Unnamed: 0,n,episode_reward_min,episode_reward_mean,episode_reward_max,episode_len_mean
0,0,10.0,21.603261,60.0,21.603261
1,1,9.0,23.203488,82.0,23.203488
2,2,9.0,26.677852,96.0,26.677852
3,3,10.0,31.445312,107.0,31.445312
4,4,11.0,32.540984,109.0,32.540984
5,5,11.0,39.564356,112.0,39.564356
6,6,10.0,42.17,108.0,42.17
7,7,13.0,45.37,115.0,45.37
8,8,16.0,49.38,111.0,49.38
9,9,15.0,52.74,115.0,52.74


In [11]:
import sys
sys.path.append("../..")
from util.line_plots import plot_line, plot_line_with_min_max

import bokeh.io
# The next two lines prevent Bokeh from opening the graph in a new window.
bokeh.io.reset_output()
bokeh.io.output_notebook()

In [14]:
plot_line_with_min_max(df, x_col='n', y_col='episode_reward_mean', min_col='episode_reward_min', max_col='episode_reward_max',
                      title='Episode Rewards', x_axis_label='n', y_axis_label='reward')
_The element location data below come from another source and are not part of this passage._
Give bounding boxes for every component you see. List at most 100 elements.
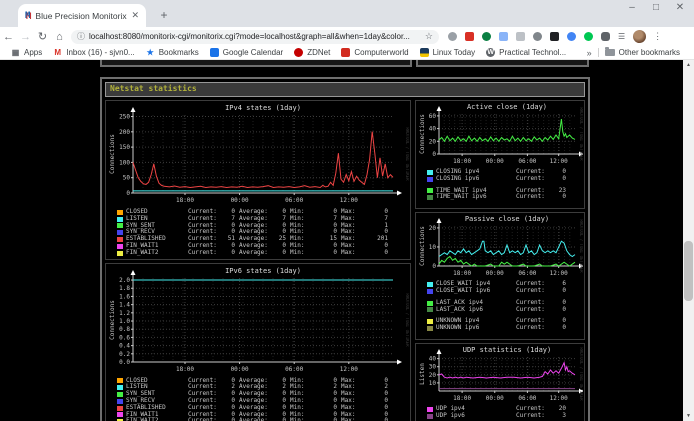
svg-text:Connections: Connections <box>109 134 116 174</box>
legend-swatch <box>427 170 433 175</box>
bookmark-zdnet[interactable]: ZDNet <box>294 48 330 57</box>
ipv4-states-legend: CLOSEDCurrent:0Average:0Min:0Max:0LISTEN… <box>107 208 409 258</box>
legend-group: TIME_WAIT ipv4Current:23TIME_WAIT ipv6Cu… <box>427 188 583 202</box>
menu-kebab-icon[interactable]: ⋮ <box>653 31 662 42</box>
stat-value: 0 <box>546 176 566 183</box>
svg-text:00:00: 00:00 <box>486 270 504 277</box>
svg-text:20: 20 <box>429 138 437 145</box>
svg-text:12:00: 12:00 <box>550 395 568 402</box>
stat-value: 0 <box>546 194 566 201</box>
stat-name: Current: <box>516 288 546 295</box>
bookmark-inbox[interactable]: M Inbox (16) - sjvn0... <box>53 48 134 57</box>
browser-window: M Blue Precision Monitorix ✕ + – □ ✕ ← →… <box>0 0 694 421</box>
scrollbar-thumb[interactable] <box>684 241 693 301</box>
page-scrollbar[interactable]: ▲ ▼ <box>683 60 694 421</box>
ipv4-states-block: 05010015020025018:0000:0006:0012:00IPv4 … <box>105 100 411 260</box>
gray-extension-icon[interactable] <box>516 32 525 41</box>
eye-extension-icon[interactable] <box>533 32 542 41</box>
calendar-icon <box>210 48 219 57</box>
svg-text:0.6: 0.6 <box>119 334 130 341</box>
legend-row: CLOSING ipv6Current:0 <box>427 176 583 183</box>
ipv4-states-graph[interactable]: 05010015020025018:0000:0006:0012:00IPv4 … <box>107 102 409 208</box>
legend-row: UDP ipv6Current:3 <box>427 413 583 420</box>
page-info-icon[interactable]: ⓘ <box>77 31 85 42</box>
svg-text:1.8: 1.8 <box>119 285 130 292</box>
tab-title: Blue Precision Monitorix <box>35 11 127 21</box>
active-close-legend: CLOSING ipv4Current:0CLOSING ipv6Current… <box>417 168 583 207</box>
bookmark-practical-technology[interactable]: W Practical Technol... <box>486 48 566 57</box>
home-icon[interactable]: ⌂ <box>51 31 68 43</box>
legend-swatch <box>117 210 123 215</box>
bookmark-linux-today[interactable]: Linux Today <box>420 48 476 57</box>
close-tab-icon[interactable]: ✕ <box>131 10 139 21</box>
legend-row: LAST_ACK ipv6Current:0 <box>427 307 583 314</box>
svg-text:RRDTOOL / TOBI OETIKER: RRDTOOL / TOBI OETIKER <box>579 347 583 401</box>
legend-label: LAST_ACK ipv6 <box>436 307 512 314</box>
green-extension-icon[interactable] <box>584 32 593 41</box>
svg-text:1.2: 1.2 <box>119 309 130 316</box>
ipv6-svg: 0.00.20.40.60.81.01.21.41.61.82.018:0000… <box>107 265 409 377</box>
svg-text:00:00: 00:00 <box>231 366 249 373</box>
search-extension-icon[interactable] <box>448 32 457 41</box>
legend-swatch <box>427 301 433 306</box>
udp-statistics-graph[interactable]: 1020304018:0000:0006:0012:00UDP statisti… <box>417 345 583 405</box>
mail-extension-icon[interactable] <box>465 32 474 41</box>
phone-extension-icon[interactable] <box>482 32 491 41</box>
legend-label: CLOSE_WAIT ipv6 <box>436 288 512 295</box>
legend-swatch <box>117 385 123 390</box>
udp-statistics-legend: UDP ipv4Current:20UDP ipv6Current:3 <box>417 405 583 421</box>
legend-swatch <box>117 378 123 383</box>
stat-value: 0 <box>320 250 337 257</box>
stat-name: Current: <box>516 194 546 201</box>
legend-swatch <box>427 195 433 200</box>
svg-text:0.4: 0.4 <box>119 342 130 349</box>
blue-extension-icon[interactable] <box>567 32 576 41</box>
reload-icon[interactable]: ↻ <box>34 30 51 43</box>
bookmark-bookmarks[interactable]: ★ Bookmarks <box>146 48 199 57</box>
back-icon[interactable]: ← <box>0 31 17 43</box>
passive-close-graph[interactable]: 0102018:0000:0006:0012:00Passive close (… <box>417 214 583 280</box>
scrollbar-down-icon[interactable]: ▼ <box>683 411 694 421</box>
active-close-graph[interactable]: 020406018:0000:0006:0012:00Active close … <box>417 102 583 168</box>
scrollbar-up-icon[interactable]: ▲ <box>683 60 694 70</box>
address-bar[interactable]: ⓘ localhost:8080/monitorix-cgi/monitorix… <box>71 30 439 44</box>
maximize-button[interactable]: □ <box>650 2 662 13</box>
new-tab-button[interactable]: + <box>156 7 172 23</box>
svg-text:10: 10 <box>429 244 437 251</box>
dark-extension-icon[interactable] <box>550 32 559 41</box>
svg-text:Connections: Connections <box>419 114 426 154</box>
ipv6-states-graph[interactable]: 0.00.20.40.60.81.01.21.41.61.82.018:0000… <box>107 265 409 377</box>
passive-close-block: 0102018:0000:0006:0012:00Passive close (… <box>415 212 585 340</box>
browser-tab[interactable]: M Blue Precision Monitorix ✕ <box>18 4 146 27</box>
stat-name: Current: <box>188 250 218 257</box>
forward-icon[interactable]: → <box>17 31 34 43</box>
minimize-button[interactable]: – <box>626 2 638 13</box>
bookmark-google-calendar[interactable]: Google Calendar <box>210 48 283 57</box>
svg-text:1.6: 1.6 <box>119 293 130 300</box>
bookmarks-overflow-icon[interactable]: » <box>587 48 592 58</box>
ipv6-states-legend: CLOSEDCurrent:0Average:0Min:0Max:0LISTEN… <box>107 377 409 421</box>
svg-text:2.0: 2.0 <box>119 277 130 284</box>
udp-svg: 1020304018:0000:0006:0012:00UDP statisti… <box>417 345 583 405</box>
pages-extension-icon[interactable] <box>499 32 508 41</box>
legend-group: LAST_ACK ipv4Current:0LAST_ACK ipv6Curre… <box>427 300 583 314</box>
stat-name: Min: <box>290 250 320 257</box>
apps-grid-icon: ▦ <box>11 48 20 57</box>
extensions-puzzle-icon[interactable] <box>601 32 610 41</box>
svg-text:0.2: 0.2 <box>119 350 130 357</box>
svg-text:30: 30 <box>429 364 437 371</box>
monitorix-favicon: M <box>25 11 30 21</box>
other-bookmarks-button[interactable]: Other bookmarks <box>619 48 680 57</box>
svg-text:Passive close (1day): Passive close (1day) <box>465 215 549 223</box>
bookmark-star-icon[interactable]: ☆ <box>425 31 433 42</box>
profile-avatar[interactable] <box>633 30 646 43</box>
bookmark-computerworld[interactable]: Computerworld <box>341 48 408 57</box>
tab-search-icon[interactable]: ☰ <box>618 32 625 41</box>
bookmark-apps[interactable]: ▦ Apps <box>11 48 42 57</box>
svg-text:60: 60 <box>429 113 437 120</box>
stat-value: 0 <box>546 325 566 332</box>
legend-swatch <box>117 244 123 249</box>
gmail-icon: M <box>53 48 62 57</box>
close-window-button[interactable]: ✕ <box>674 2 686 13</box>
legend-swatch <box>427 407 433 412</box>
([image](../../images/rllib/Cart-Pole-Episode-Rewards-Exercise.png))

Compare this graph with the graph in the lesson, where we used a stronger network:

![](../../images/rllib/Cart-Pole-Episode-Rewards.png)

Note that we only used 5 episodes before. If you compare the graphs at n=4, you see that this execise solution is training more slowly, but it after N=10, the mean reward grows quickly.

Try it again with slightly larger and/or small neural network layers.